# How many moles of NH_3 are produced when 18.5 grams of N_2 gas reacts with excess H_2 gas?

Dec 11, 2016

Firstly, fully balance the chemical equation.
${N}_{2} + 3 {H}_{2} \implies 2 N {H}_{3}$

Use this formula $n = \frac{m}{M}$ where:
$n$ = number of moles
$m$ = mass of substance
$M$ = molar mass

Secondly, you need to find out how many moles of ${N}_{2}$ there are.
Use that $n = \frac{m}{M}$ formula to do that.
$n$ = ?
$m$ = 18.5 grams
$M$ = ?

In order to calculate what is $n$, you need to find the $M$ of ${N}_{2}$ first.
The molar mass can be determined right away by looking straight into the periodic table.
Molar mass of ${N}_{2}$ is = 14.0 g/mol $\times$ 2 = 28.0 g/mol

So,
$n$ = $\frac{18.5}{28.0}$ = 0.6607142857 moles [Don't round it off yet or you'll get inaccurate final answer in the end!]
$m$ = 18.5 grams
$M$ = 28.0 g/mol

Third step, find out what the $n$ is for $N {H}_{3}$. This is done using the mole ratio.
The mole ratio between ${N}_{2}$:$N {H}_{3}$ is $1 : 2$.

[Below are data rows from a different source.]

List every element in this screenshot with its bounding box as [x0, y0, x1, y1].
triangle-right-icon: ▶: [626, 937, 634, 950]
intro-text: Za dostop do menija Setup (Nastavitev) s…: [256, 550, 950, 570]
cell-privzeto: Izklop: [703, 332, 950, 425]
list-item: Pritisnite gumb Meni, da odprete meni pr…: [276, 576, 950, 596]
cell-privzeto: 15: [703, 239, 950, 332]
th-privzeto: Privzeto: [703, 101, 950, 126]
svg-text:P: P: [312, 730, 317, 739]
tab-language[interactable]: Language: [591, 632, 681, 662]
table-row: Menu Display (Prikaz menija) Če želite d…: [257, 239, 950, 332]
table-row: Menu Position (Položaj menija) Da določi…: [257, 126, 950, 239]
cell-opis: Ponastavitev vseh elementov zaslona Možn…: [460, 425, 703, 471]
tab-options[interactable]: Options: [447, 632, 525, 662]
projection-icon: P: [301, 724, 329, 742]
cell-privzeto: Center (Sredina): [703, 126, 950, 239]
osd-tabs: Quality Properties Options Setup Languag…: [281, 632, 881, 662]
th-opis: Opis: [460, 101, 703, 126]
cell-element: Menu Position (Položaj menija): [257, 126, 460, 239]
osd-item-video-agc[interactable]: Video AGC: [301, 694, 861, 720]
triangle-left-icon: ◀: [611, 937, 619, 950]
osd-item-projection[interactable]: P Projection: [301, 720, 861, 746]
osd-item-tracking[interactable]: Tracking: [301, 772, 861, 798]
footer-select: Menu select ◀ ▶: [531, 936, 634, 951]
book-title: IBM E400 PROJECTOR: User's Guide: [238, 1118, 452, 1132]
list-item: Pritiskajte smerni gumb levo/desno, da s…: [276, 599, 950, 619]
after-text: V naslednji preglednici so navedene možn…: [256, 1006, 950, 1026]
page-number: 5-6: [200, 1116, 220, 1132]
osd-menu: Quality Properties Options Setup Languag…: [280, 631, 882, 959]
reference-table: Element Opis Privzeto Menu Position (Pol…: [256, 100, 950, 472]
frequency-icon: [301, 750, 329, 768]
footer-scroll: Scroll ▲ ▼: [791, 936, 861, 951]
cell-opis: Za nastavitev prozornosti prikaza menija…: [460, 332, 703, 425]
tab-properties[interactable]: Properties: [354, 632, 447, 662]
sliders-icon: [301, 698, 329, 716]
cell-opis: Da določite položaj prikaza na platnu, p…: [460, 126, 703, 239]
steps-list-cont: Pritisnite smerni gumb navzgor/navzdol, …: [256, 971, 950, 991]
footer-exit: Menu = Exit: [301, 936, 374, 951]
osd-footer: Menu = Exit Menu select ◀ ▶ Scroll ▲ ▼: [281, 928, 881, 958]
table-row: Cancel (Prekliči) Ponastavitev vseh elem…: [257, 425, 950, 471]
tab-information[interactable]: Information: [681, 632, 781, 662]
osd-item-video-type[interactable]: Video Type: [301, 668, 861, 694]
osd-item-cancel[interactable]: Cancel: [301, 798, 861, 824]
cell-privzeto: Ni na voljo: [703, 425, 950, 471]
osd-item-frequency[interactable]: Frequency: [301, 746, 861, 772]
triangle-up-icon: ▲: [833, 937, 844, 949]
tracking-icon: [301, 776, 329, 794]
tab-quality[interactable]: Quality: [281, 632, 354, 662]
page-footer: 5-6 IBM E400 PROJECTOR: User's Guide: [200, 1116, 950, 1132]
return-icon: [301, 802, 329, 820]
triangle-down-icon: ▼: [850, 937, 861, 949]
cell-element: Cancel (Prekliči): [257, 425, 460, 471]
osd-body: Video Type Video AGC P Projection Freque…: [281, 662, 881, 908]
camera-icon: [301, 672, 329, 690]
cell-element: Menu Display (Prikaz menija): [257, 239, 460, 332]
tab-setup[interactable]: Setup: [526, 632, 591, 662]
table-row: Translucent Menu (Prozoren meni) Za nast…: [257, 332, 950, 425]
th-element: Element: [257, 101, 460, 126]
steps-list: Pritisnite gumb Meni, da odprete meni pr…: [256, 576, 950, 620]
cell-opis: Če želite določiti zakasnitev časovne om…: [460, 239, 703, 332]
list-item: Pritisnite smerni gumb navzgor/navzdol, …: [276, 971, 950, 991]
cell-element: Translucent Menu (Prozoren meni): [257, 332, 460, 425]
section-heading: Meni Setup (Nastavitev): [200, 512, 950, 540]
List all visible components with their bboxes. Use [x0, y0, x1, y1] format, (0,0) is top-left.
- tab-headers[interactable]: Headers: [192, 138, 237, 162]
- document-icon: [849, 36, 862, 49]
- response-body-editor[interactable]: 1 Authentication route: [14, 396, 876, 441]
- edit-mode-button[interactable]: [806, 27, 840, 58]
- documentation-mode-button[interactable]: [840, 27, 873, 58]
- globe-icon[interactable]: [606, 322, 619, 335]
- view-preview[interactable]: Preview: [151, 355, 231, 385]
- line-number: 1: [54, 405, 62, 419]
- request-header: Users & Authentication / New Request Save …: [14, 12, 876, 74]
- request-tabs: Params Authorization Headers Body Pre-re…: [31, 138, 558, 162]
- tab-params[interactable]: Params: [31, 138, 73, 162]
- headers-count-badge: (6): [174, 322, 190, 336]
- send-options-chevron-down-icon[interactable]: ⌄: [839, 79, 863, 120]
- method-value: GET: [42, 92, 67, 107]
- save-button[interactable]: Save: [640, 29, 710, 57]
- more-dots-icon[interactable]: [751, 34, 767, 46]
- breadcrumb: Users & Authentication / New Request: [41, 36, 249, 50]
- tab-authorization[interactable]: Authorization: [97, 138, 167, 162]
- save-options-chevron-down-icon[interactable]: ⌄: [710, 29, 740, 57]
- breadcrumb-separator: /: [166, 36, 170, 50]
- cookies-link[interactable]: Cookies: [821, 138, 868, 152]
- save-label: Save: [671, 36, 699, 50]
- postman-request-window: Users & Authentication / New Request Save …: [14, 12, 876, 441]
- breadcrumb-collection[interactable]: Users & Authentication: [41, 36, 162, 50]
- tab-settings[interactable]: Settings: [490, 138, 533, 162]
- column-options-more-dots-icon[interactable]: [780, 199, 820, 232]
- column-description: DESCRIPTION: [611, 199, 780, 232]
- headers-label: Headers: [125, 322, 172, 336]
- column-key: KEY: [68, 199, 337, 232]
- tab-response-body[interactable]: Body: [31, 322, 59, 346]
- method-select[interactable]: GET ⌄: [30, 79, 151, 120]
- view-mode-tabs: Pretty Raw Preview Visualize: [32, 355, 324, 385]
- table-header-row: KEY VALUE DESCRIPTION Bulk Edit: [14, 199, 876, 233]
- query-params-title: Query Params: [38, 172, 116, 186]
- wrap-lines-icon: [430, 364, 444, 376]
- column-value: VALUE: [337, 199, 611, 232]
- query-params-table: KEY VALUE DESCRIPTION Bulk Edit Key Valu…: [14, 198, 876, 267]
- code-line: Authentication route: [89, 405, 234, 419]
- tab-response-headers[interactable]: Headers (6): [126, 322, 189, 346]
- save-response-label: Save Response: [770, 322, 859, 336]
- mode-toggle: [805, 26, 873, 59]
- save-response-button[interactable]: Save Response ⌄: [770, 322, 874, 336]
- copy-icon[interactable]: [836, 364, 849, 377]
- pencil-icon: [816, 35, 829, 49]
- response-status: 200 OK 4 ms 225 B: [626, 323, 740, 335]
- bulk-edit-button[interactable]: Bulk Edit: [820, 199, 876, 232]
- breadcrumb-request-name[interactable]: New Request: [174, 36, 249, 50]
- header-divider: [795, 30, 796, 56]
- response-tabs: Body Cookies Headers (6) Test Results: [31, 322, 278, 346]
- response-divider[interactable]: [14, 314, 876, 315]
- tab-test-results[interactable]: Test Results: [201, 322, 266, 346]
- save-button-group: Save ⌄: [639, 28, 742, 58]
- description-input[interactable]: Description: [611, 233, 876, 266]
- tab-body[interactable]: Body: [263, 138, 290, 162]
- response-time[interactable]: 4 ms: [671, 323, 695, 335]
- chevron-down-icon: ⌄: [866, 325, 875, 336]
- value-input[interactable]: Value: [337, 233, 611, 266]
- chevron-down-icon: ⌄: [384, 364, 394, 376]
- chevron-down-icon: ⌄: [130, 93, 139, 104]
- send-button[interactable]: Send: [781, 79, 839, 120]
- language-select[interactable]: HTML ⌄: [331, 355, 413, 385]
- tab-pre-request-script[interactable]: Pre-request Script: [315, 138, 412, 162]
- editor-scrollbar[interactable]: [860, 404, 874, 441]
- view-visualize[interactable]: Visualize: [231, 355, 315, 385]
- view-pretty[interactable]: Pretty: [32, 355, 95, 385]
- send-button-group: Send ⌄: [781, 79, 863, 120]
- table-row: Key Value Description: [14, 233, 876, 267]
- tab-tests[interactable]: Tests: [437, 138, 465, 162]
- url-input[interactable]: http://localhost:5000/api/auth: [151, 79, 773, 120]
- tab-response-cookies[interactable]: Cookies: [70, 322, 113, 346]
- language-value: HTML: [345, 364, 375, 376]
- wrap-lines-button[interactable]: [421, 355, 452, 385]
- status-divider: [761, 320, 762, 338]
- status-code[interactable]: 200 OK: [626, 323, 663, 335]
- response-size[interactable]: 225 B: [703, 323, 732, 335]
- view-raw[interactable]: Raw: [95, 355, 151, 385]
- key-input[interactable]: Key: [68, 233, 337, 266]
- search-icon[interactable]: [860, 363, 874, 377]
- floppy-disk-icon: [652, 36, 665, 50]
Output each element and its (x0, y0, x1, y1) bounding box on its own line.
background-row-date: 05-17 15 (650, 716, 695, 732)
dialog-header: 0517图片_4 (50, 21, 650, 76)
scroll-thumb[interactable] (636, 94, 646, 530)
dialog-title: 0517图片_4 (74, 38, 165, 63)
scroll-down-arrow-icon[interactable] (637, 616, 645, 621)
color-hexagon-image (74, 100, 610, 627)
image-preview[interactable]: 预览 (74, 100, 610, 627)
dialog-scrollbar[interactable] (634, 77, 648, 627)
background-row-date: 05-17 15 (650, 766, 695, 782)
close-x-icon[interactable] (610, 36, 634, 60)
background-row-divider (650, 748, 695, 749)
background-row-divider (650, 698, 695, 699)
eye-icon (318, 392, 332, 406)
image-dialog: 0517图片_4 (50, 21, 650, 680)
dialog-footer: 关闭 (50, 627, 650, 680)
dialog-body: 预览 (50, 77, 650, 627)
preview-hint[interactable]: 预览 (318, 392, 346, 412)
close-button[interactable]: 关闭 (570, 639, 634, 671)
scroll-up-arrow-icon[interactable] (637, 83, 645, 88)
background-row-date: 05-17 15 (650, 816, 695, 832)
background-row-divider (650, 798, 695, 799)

This means if 1 mole of ${N}_{2}$ gives you 2 moles of $N {H}_{3}$,
then 0.6607142857 moles of ${N}_{2}$ will give you:
$0.6607142857 \div 1 \times 2$ = 1.32 moles of $N {H}_{3}$.

Therefore, 1.32 moles of $N {H}_{3}$ are produced when 18.5 grams of ${N}_{2}$ gas reacts with excess ${H}_{2}$ gas.